Now, Pacman, you had mentioned that you had new ETC dimmers. First, ETC is the number one dimmer manufacturer in the world, or at least rated as such. Second, there are Non-dim dimmers that ETC makes. Third, some modern dimmers have a fluorescent setting. Fourth, ETC might now make a dimmer that bypasses the SCR and choke for non-dim mode. Finally, ETC also makes Sine Wave dimmers which actually dim the wave instead of turning it on and off via a SCR circuit, which can safely dim just about anything.

Any more questions? I will be more then happy to answer them. If you haven't figured it out from the past two posts, I am a physics and math junkie. I use this (math and physics) all the time to check power situations, like loading 3000w worth of lights onto a 2400w (20amps at 120v) dimmer and not tripping 15 amp wall breakers.
Last edited by serraava
Thanks SerraAva for taking the time to explain this. I guess we have been lucky the few times we have used fluorescents on our dimmers. Our neon light continues to function well without use of a special dimmer (and it is 12 years old now), but we are looking to replace it soon with some LED lighting so we can get rid of the high voltage transformer which causes noise on any electric guitars that get too close.

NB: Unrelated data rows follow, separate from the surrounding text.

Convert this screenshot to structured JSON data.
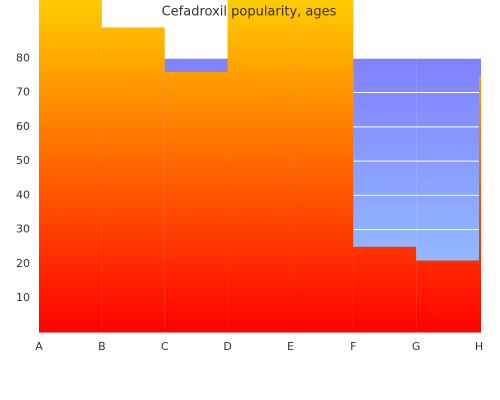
{
  "chart_data": {
    "type": "step-area",
    "title": "Cefadroxil popularity, ages",
    "categories": [
      "A",
      "B",
      "C",
      "D",
      "E",
      "F",
      "G",
      "H"
    ],
    "series": [
      {
        "values": [
          80,
          80,
          80,
          80,
          80,
          80,
          80,
          80
        ],
        "colors": [
          "#99ccff",
          "#8080ff"
        ]
      },
      {
        "values": [
          100,
          89,
          76,
          100,
          100,
          25,
          21,
          75
        ],
        "colors": [
          "#ff0000",
          "#ffcc00"
        ]
      }
    ],
    "ylim": [
      0,
      97
    ],
    "yticks": [
      10,
      20,
      30,
      40,
      50,
      60,
      70,
      80
    ],
    "grid": true
  }
}
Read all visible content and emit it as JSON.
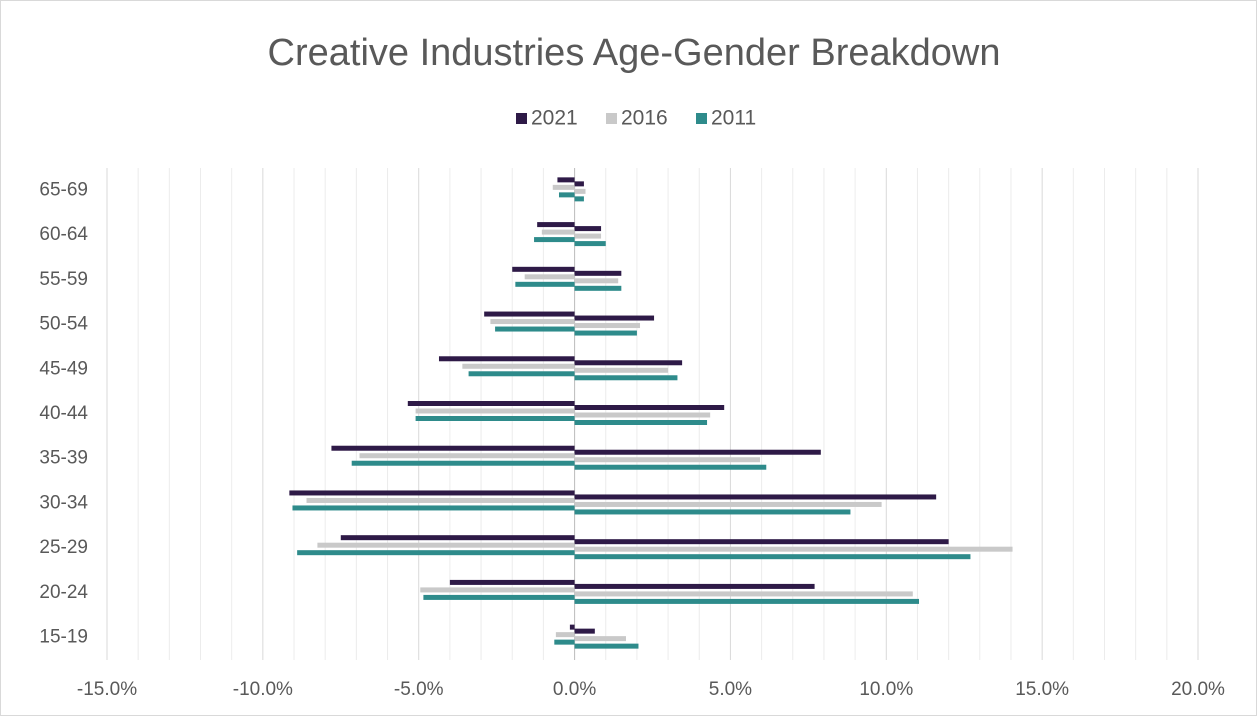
{
  "chart_data": {
    "type": "pyramid",
    "title": "Creative Industries Age-Gender Breakdown",
    "categories": [
      "65-69",
      "60-64",
      "55-59",
      "50-54",
      "45-49",
      "40-44",
      "35-39",
      "30-34",
      "25-29",
      "20-24",
      "15-19"
    ],
    "series": [
      {
        "name": "2021",
        "color": "#2e1a47",
        "left": [
          -0.55,
          -1.2,
          -2.0,
          -2.9,
          -4.35,
          -5.35,
          -7.8,
          -9.15,
          -7.5,
          -4.0,
          -0.15
        ],
        "right": [
          0.3,
          0.85,
          1.5,
          2.55,
          3.45,
          4.8,
          7.9,
          11.6,
          12.0,
          7.7,
          0.65
        ]
      },
      {
        "name": "2016",
        "color": "#c9c9c9",
        "left": [
          -0.7,
          -1.05,
          -1.6,
          -2.7,
          -3.6,
          -5.1,
          -6.9,
          -8.6,
          -8.25,
          -4.95,
          -0.6
        ],
        "right": [
          0.35,
          0.85,
          1.4,
          2.1,
          3.0,
          4.35,
          5.95,
          9.85,
          14.05,
          10.85,
          1.65
        ]
      },
      {
        "name": "2011",
        "color": "#2e8b8b",
        "left": [
          -0.5,
          -1.3,
          -1.9,
          -2.55,
          -3.4,
          -5.1,
          -7.15,
          -9.05,
          -8.9,
          -4.85,
          -0.65
        ],
        "right": [
          0.3,
          1.0,
          1.5,
          2.0,
          3.3,
          4.25,
          6.15,
          8.85,
          12.7,
          11.05,
          2.05
        ]
      }
    ],
    "xlim": [
      -15,
      20
    ],
    "xticks": [
      {
        "value": -15,
        "label": "-15.0%"
      },
      {
        "value": -10,
        "label": "-10.0%"
      },
      {
        "value": -5,
        "label": "-5.0%"
      },
      {
        "value": 0,
        "label": "0.0%"
      },
      {
        "value": 5,
        "label": "5.0%"
      },
      {
        "value": 10,
        "label": "10.0%"
      },
      {
        "value": 15,
        "label": "15.0%"
      },
      {
        "value": 20,
        "label": "20.0%"
      }
    ],
    "grid": true,
    "legend": "top"
  }
}
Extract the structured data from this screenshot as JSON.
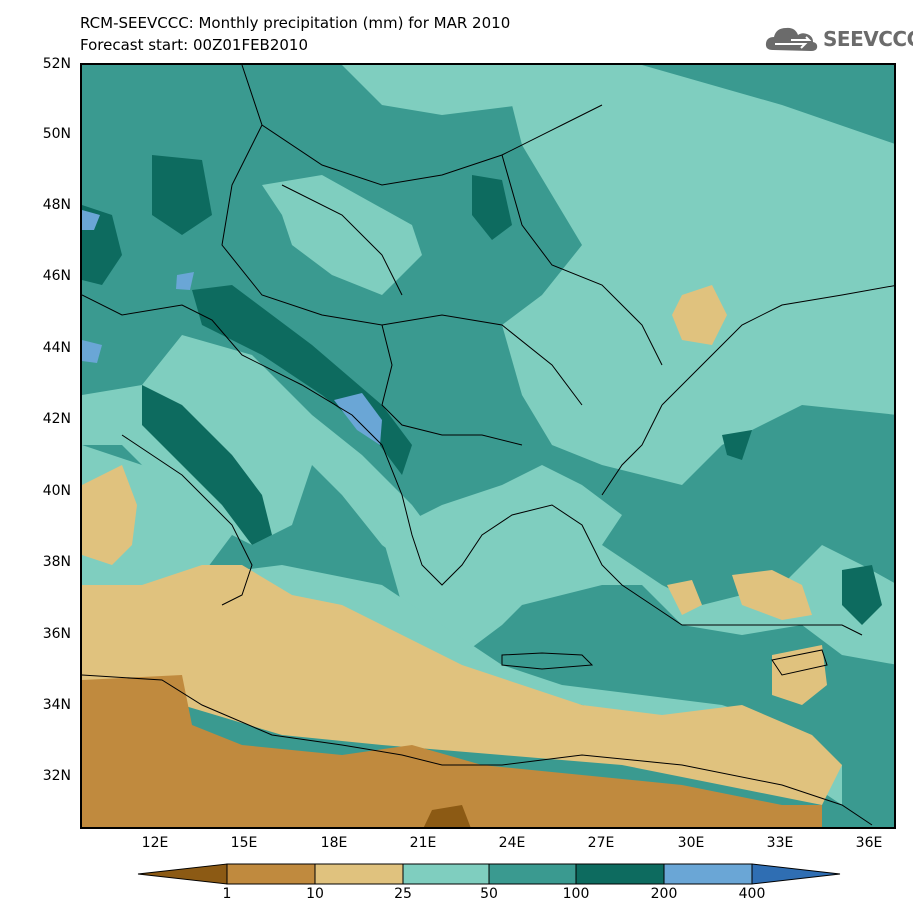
{
  "header": {
    "title": "RCM-SEEVCCC: Monthly precipitation (mm) for MAR 2010",
    "subtitle": "Forecast start: 00Z01FEB2010",
    "logo_text": "SEEVCCC"
  },
  "map": {
    "lat_labels": [
      "52N",
      "50N",
      "48N",
      "46N",
      "44N",
      "42N",
      "40N",
      "38N",
      "36N",
      "34N",
      "32N"
    ],
    "lon_labels": [
      "12E",
      "15E",
      "18E",
      "21E",
      "24E",
      "27E",
      "30E",
      "33E",
      "36E"
    ]
  },
  "colorbar": {
    "bounds": [
      "1",
      "10",
      "25",
      "50",
      "100",
      "200",
      "400"
    ],
    "colors": [
      "#8c5a14",
      "#c08a3e",
      "#e0c27e",
      "#7fcebf",
      "#3a9a90",
      "#0d6b5f",
      "#6aa6d6",
      "#2f6eb3"
    ]
  }
}
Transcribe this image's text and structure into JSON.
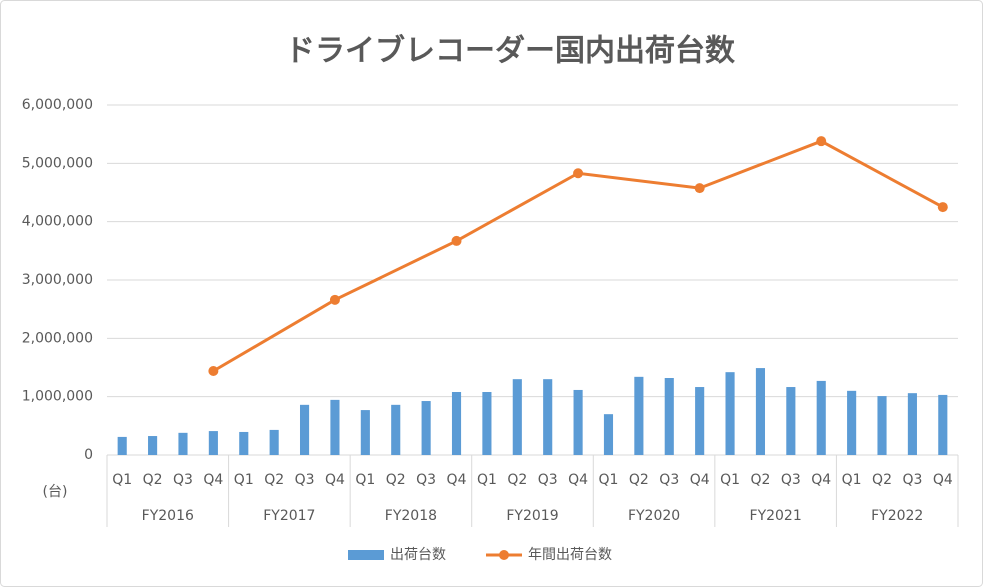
{
  "chart_data": {
    "type": "bar_line",
    "title": "ドライブレコーダー国内出荷台数",
    "y_unit_label": "(台)",
    "categories": [
      "Q1",
      "Q2",
      "Q3",
      "Q4",
      "Q1",
      "Q2",
      "Q3",
      "Q4",
      "Q1",
      "Q2",
      "Q3",
      "Q4",
      "Q1",
      "Q2",
      "Q3",
      "Q4",
      "Q1",
      "Q2",
      "Q3",
      "Q4",
      "Q1",
      "Q2",
      "Q3",
      "Q4",
      "Q1",
      "Q2",
      "Q3",
      "Q4"
    ],
    "groups": [
      "FY2016",
      "FY2017",
      "FY2018",
      "FY2019",
      "FY2020",
      "FY2021",
      "FY2022"
    ],
    "series": [
      {
        "name": "出荷台数",
        "type": "bar",
        "color": "#5b9bd5",
        "values": [
          310000,
          325000,
          380000,
          410000,
          395000,
          430000,
          860000,
          945000,
          770000,
          860000,
          925000,
          1080000,
          1080000,
          1300000,
          1300000,
          1115000,
          700000,
          1340000,
          1320000,
          1165000,
          1420000,
          1490000,
          1165000,
          1270000,
          1100000,
          1010000,
          1060000,
          1030000
        ]
      },
      {
        "name": "年間出荷台数",
        "type": "line",
        "color": "#ed7d31",
        "connect_gaps": true,
        "values": [
          null,
          null,
          null,
          1440000,
          null,
          null,
          null,
          2660000,
          null,
          null,
          null,
          3670000,
          null,
          null,
          null,
          4830000,
          null,
          null,
          null,
          4575000,
          null,
          null,
          null,
          5380000,
          null,
          null,
          null,
          4250000
        ]
      }
    ],
    "ylim": [
      0,
      6000000
    ],
    "yticks": [
      0,
      {
        "value": 1000000,
        "label": "1,000,000"
      },
      {
        "value": 2000000,
        "label": "2,000,000"
      },
      {
        "value": 3000000,
        "label": "3,000,000"
      },
      {
        "value": 4000000,
        "label": "4,000,000"
      },
      {
        "value": 5000000,
        "label": "5,000,000"
      },
      {
        "value": 6000000,
        "label": "6,000,000"
      }
    ],
    "grid": true,
    "legend": "bottom"
  }
}
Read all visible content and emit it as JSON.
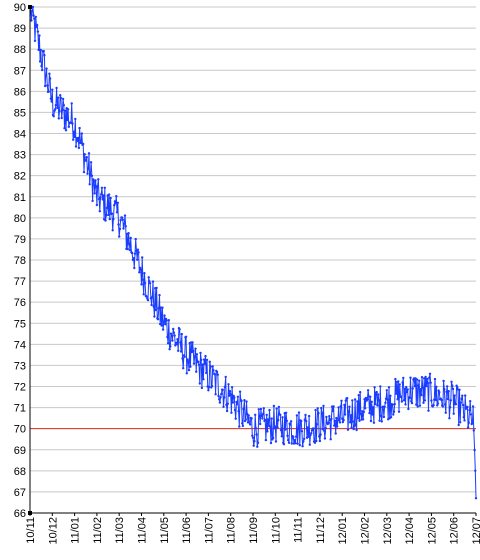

And again, nothing might ever happen. The same time, it might be affecting the dimmer and you don't know about it. It over heats and starts to blink on filament lights, and that might be caused by using neons, fluorescents, etc. You won't see anything blow up and go down in flames, the issues are more likely to be unseen, your neons and fluorescents might burn out early, ghosting dimmers, or you might be very unlucky and have the things stop working.

Just as a general rule of thumb, don't plug things besides filament lights into dimmers.